Mit fünf Toren Vorsprung grüßt der Aufsteiger nach dem vorletzten Spieltag jetzt von der Tabellenspitze und entledigt sich damit allen Erklärungsnöten, weshalb denn der zweite Platz zum Aufstieg berechtigt.

Gegen den Tabellenletzten hätte auch halbe Kraft gereicht, doch die Gütersloherinnen wollten den eindeutigen Aufstieg. Entsprechend beherzt gingen sie gegen die völlig überforderten Gäste ans Werk und wenn nicht die eine oder andere Chance im Sande verlaufen wäre, hätte es durchaus auch 20:0 ausgehen können.

Sektkorken knallten, begleitet von den Fangesängen auf der Tribüne. Bier- und Sektduschen wechselten sich in lustiger Folge ab. Trainer Markus Graskamp genoss einen tiefen Zug Gerstensaft aus einem Zwei-Liter-Humpen.
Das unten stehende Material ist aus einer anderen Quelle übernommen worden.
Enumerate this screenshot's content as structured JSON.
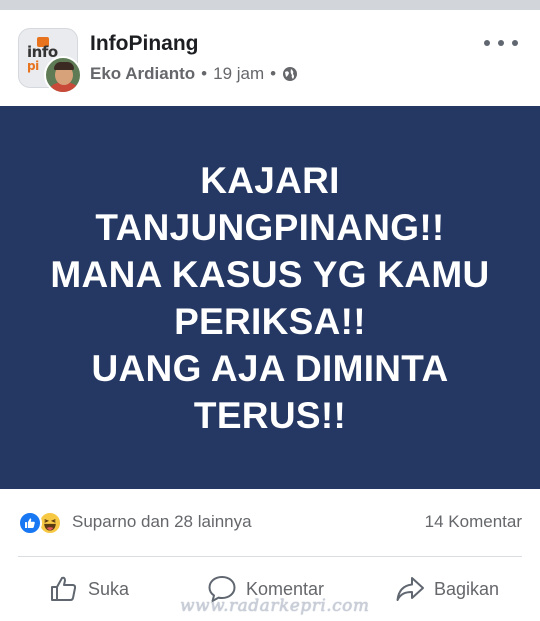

Der Rest fand seine Bestimmung in der äußeren Anwendung. „Es ist ja genug davon da“, kam Torhüterin Anja Berger mit einer mächtig schäumenden Bierflasche lachend vorbeigelaufen.

Selbst diejenigen, die sich nicht an dem Torreigen beteiligt hatten, feierten ausgelassen mit. „Die Tore lasse ich lieber die anderen machen“, grinste Marina Hermes und wandte sich wieder dem Schreiben von Autogrammenzu. „Das ist wenigsten etwas, was ich kann.“ Oder Katrin Posdorfer, die sich auf der linken Seite redlich gemüht hatte: „Ich habe alles versucht, aber es hat einfach nicht geklappt.“

Dafür klappte die Partytour in Perfektion. Mit dem Planwagen ging es in die Innenstadt. Während alles feierte, bedankte sich Trainer Markus Graskamp bei Angelika Widowski: „Angelika hat heute auf ihren Einsatz verzichtet, um an den letzten drei Spieltagen für die Zweite spielberechtigt zu sein. Davor ziehe ich meinen Hut.“ „Die Entscheidung war nicht einfach, aber für den Verein ist es wichtig“, so Widowski.

FSV: Herkrath (54. Berger) – Posdorfer, Claassen, Bentkämper, Barwinsky – Bröckl, Hermes, Schmücker, Gessat Magull (63. Philipp) – Jäger (69. Paul)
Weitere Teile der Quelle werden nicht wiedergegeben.